Получается, с двумя первыми ступенями разобрался. А значит, я чуток возвысился над остальными смертными и начал движение от неофита к адепту.

Это здорово, но дальше-то что? Лежать и дышать?

Я бы просмотрел записи звездочёта наново, но окончательно разболелась голова, поэтому ушёл к себе, намереваясь именно что лежать и дышать. Ничего другого мне попросту не оставалось. Ещё разве что потеть, кашлять и трястись в ознобе.

Эгей! Небо! Снизойди до меня и наполни своей силой!

Ну или как хочешь. Всё равно своего не упущу…

Глава 5

2−1

Из дома меня вытолкали на четвёртый день. Вытолкала Рыжуля. Оно и понятно — кого другого я бы точно куда подальше послал, пусть бы даже и Луку. Ну а так пришлось тащиться в монастырский госпиталь.

Нет, меня больше не лихорадило, даже из носа течь перестало и кашель стих. Просто сдуру проболтался Рыжуле о совете знахарки, вот вздорная девчонка и насела, заметив меня хромающим вдоль стенки.

Оклематься-то я оклемался, да только с отбитой голенью была просто беда.

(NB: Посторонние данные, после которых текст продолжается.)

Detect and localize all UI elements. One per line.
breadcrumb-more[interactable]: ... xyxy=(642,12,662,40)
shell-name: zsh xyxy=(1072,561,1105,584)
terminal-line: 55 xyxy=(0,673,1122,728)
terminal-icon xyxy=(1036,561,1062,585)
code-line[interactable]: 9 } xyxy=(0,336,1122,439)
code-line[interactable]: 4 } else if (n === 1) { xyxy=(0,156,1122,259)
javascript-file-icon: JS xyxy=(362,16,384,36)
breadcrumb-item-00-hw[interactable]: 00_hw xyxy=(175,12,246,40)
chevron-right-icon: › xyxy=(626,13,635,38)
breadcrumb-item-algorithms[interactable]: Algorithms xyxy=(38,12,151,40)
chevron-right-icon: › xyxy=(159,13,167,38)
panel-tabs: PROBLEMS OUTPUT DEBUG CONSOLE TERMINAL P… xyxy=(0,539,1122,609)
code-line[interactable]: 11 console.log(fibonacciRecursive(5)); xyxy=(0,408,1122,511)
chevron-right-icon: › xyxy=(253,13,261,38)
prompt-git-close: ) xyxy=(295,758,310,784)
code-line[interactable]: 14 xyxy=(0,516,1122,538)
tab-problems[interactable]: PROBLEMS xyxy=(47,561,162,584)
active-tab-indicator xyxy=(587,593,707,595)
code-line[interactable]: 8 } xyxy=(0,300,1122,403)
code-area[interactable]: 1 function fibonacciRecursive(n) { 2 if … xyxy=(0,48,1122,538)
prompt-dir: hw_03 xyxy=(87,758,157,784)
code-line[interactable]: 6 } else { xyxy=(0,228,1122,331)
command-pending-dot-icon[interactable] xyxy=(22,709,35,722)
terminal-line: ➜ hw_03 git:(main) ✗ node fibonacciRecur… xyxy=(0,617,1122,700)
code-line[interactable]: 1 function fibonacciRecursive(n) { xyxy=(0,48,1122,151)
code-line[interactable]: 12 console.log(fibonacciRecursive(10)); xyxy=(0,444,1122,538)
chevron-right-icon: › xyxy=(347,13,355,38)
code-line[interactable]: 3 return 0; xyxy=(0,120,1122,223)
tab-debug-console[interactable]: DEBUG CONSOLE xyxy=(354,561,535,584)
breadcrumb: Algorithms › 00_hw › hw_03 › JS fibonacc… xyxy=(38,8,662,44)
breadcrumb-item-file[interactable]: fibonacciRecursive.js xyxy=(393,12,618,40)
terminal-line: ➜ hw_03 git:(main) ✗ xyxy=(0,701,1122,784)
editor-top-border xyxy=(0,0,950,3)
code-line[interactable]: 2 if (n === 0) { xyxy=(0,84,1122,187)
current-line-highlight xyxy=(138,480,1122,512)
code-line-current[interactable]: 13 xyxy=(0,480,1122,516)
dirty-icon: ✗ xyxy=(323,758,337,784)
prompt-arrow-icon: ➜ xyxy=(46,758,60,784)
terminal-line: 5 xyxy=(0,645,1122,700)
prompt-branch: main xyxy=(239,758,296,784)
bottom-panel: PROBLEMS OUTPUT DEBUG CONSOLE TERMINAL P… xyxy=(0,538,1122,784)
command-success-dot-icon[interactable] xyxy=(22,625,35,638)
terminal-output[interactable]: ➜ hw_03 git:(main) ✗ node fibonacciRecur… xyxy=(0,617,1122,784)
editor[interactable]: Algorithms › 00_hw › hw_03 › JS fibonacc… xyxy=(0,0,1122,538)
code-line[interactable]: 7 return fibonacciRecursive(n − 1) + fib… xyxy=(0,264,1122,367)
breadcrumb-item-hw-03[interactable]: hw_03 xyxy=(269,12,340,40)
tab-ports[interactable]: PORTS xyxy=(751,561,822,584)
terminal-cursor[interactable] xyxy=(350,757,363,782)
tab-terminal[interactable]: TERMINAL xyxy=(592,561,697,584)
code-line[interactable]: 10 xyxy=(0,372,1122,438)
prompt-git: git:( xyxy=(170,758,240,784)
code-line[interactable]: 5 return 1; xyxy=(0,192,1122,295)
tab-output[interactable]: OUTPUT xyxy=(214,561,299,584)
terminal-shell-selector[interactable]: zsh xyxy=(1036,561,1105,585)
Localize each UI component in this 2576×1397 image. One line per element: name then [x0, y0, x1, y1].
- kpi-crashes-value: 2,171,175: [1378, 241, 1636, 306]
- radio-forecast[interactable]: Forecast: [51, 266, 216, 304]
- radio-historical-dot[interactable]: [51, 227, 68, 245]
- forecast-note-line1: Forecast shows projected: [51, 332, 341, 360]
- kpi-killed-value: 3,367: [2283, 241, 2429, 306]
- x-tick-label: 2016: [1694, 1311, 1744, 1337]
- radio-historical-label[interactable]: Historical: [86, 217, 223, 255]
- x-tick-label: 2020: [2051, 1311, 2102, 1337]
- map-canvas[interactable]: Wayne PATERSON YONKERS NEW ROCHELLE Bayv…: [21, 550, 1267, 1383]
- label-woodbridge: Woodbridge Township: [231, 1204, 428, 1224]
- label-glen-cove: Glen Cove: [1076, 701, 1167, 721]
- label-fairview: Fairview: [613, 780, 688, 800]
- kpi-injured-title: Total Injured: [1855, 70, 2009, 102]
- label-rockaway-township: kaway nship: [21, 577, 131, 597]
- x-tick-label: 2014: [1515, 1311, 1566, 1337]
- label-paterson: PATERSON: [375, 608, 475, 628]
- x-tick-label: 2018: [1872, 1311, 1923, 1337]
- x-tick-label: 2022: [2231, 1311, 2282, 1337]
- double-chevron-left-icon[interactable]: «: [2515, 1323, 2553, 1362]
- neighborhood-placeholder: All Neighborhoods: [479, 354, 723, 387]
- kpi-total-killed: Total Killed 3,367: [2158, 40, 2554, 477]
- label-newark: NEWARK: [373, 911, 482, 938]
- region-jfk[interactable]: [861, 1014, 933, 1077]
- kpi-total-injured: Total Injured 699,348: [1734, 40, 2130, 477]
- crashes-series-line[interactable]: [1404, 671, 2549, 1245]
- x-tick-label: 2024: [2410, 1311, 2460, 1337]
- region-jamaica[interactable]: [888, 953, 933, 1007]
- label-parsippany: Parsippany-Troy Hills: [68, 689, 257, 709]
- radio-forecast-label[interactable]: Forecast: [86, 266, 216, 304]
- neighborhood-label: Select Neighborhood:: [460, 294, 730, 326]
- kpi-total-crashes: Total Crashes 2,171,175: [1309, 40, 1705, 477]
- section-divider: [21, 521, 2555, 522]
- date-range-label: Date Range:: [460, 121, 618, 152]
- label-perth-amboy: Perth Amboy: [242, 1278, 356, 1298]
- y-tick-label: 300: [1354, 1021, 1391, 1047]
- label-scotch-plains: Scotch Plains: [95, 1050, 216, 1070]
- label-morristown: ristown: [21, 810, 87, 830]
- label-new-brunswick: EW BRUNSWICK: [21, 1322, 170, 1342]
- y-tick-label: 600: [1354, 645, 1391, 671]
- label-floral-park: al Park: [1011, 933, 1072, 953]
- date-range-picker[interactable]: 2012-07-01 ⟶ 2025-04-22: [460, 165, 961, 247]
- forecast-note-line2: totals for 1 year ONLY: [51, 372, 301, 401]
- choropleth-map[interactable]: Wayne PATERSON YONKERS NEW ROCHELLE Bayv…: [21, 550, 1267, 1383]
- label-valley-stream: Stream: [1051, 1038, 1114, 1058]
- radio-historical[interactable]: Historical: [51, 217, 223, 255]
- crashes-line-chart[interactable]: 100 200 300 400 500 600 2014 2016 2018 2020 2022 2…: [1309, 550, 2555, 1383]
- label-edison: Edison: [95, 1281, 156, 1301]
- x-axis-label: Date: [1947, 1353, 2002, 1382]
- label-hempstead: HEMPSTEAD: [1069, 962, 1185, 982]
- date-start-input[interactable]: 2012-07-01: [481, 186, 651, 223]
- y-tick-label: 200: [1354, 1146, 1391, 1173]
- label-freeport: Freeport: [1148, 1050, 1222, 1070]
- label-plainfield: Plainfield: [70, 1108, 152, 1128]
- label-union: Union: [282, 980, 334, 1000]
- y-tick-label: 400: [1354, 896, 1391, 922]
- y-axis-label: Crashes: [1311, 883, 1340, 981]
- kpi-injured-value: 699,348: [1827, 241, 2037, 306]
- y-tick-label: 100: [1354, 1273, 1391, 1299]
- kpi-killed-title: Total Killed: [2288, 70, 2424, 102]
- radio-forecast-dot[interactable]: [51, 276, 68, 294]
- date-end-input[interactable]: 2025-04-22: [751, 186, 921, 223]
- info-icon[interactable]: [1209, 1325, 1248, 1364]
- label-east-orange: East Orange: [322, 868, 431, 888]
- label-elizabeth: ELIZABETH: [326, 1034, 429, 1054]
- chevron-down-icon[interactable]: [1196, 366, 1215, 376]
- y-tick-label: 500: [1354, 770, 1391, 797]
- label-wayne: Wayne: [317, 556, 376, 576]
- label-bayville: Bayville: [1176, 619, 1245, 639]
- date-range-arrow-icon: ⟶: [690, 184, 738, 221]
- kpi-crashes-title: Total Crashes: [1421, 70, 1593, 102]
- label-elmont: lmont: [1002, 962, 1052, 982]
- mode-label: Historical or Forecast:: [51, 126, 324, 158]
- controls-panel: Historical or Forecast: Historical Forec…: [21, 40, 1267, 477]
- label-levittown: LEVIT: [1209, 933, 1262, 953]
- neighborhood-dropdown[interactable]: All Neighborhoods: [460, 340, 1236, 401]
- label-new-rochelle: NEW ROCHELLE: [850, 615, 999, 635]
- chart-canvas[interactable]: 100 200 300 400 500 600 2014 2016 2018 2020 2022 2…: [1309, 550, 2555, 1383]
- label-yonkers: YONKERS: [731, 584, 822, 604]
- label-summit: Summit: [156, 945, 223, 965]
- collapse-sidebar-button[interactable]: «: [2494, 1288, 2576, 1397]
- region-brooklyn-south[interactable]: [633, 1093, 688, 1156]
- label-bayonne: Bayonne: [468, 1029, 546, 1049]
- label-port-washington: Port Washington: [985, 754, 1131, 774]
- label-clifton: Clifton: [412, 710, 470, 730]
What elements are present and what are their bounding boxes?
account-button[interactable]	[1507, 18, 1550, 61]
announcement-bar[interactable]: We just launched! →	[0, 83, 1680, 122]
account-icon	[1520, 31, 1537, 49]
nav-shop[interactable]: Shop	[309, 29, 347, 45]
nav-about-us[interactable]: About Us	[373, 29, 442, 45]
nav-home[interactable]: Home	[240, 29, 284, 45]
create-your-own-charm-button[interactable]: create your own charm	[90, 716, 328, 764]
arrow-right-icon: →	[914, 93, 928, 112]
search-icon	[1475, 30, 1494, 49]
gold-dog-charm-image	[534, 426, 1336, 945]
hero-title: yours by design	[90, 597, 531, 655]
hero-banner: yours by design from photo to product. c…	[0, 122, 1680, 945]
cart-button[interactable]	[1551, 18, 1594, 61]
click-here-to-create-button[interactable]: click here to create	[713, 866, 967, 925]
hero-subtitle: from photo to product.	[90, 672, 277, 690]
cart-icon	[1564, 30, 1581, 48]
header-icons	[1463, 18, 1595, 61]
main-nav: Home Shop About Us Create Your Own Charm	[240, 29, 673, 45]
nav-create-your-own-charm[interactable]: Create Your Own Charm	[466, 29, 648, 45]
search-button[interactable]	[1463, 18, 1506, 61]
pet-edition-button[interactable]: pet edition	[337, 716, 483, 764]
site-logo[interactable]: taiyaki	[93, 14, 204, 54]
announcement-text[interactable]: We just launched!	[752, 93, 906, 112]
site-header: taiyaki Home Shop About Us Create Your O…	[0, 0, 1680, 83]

Опухоль до конца так и не спала, под кожей прощупывалось какое-то утолщение, а синяк растёкся фиолетово-чёрной полосой от щиколотки и до колена. То ныло, и правая нога почти не сгибалась, а стоило лишь самую малость нагрузить её, и от боли на глазах наворачивались слёзы.

Но даже так я бы отбрехался и никуда не пошёл, не осознай вдруг, что просто боюсь покинуть Гнилой дом. Помню о третьем ухаре — и боюсь. А так нельзя. Так — неправильно. Ненормально. И самое главное — глупо. Захотят — через Луку достанут.

Поэтому и не стал собачиться с Рыжулей, пообещал:

— Ладно-ладно! Схожу! Но только ради тебя!

— Вот ещё придумал! — фыркнула девчонка, сверкнула зелёными глазами и подбоченилась, но сразу сменила гнев на милость. — Деньги-то на пожертвование найдёшь или у Луки попросить?

— Осталось что-то с последнего дня, — отмахнулся я.

— Садись поешь, а то исхудал — кожа да кости!

— Нет, — отказался я. — Пойду.

Собрался, завязал в лоскут несколько медных монет и потопал. Каким-то чудом выбрался с болота, не поскользнувшись и не плюхнувшись в грязь, дальше огляделся — кругом тишина и спокойствие. Ни охотники на воров не караулят, ни третий ухарь в засаде не поджидает. Всё как обычно, никому до меня никакого дела нет.

На лбу выступила испарина, но взял себя в руки и зашагал к Чёрному мосту. Точнее — похромал. Пока дошёл, окончательно взмок. Да ещё там угораздило наткнуться на босяков из ватаги Черепка. Даже не заметил, как троица пацанов нагнала и охватила полукольцом.

— Худой, да ты теперь ещё и хромой! — многозначительно выдал пристроившийся сбоку чернявый Угорь.

Своё прозвище паренёк оправдывал на все сто — более скользкого типа на Заречной стороне было ещё поискать! — и ничего хорошего мне эта встреча не сулила. Хромота — это слабость. Слабых бьют.

Но тревоги я не выказал и не остановился, так и продолжил потихоньку хромать. Лишь глянул свысока да презрительно фыркнул.

— Не слышал, что ли? Я о месте на паперти с монахами столковался! Колченогого изображать буду.

— Врёшь! — охнул Угорь, округлив глаза.

Ну ещё бы! Место денежное, наших побирушек туда сроду не пускали, и вдруг я пробился! Как так?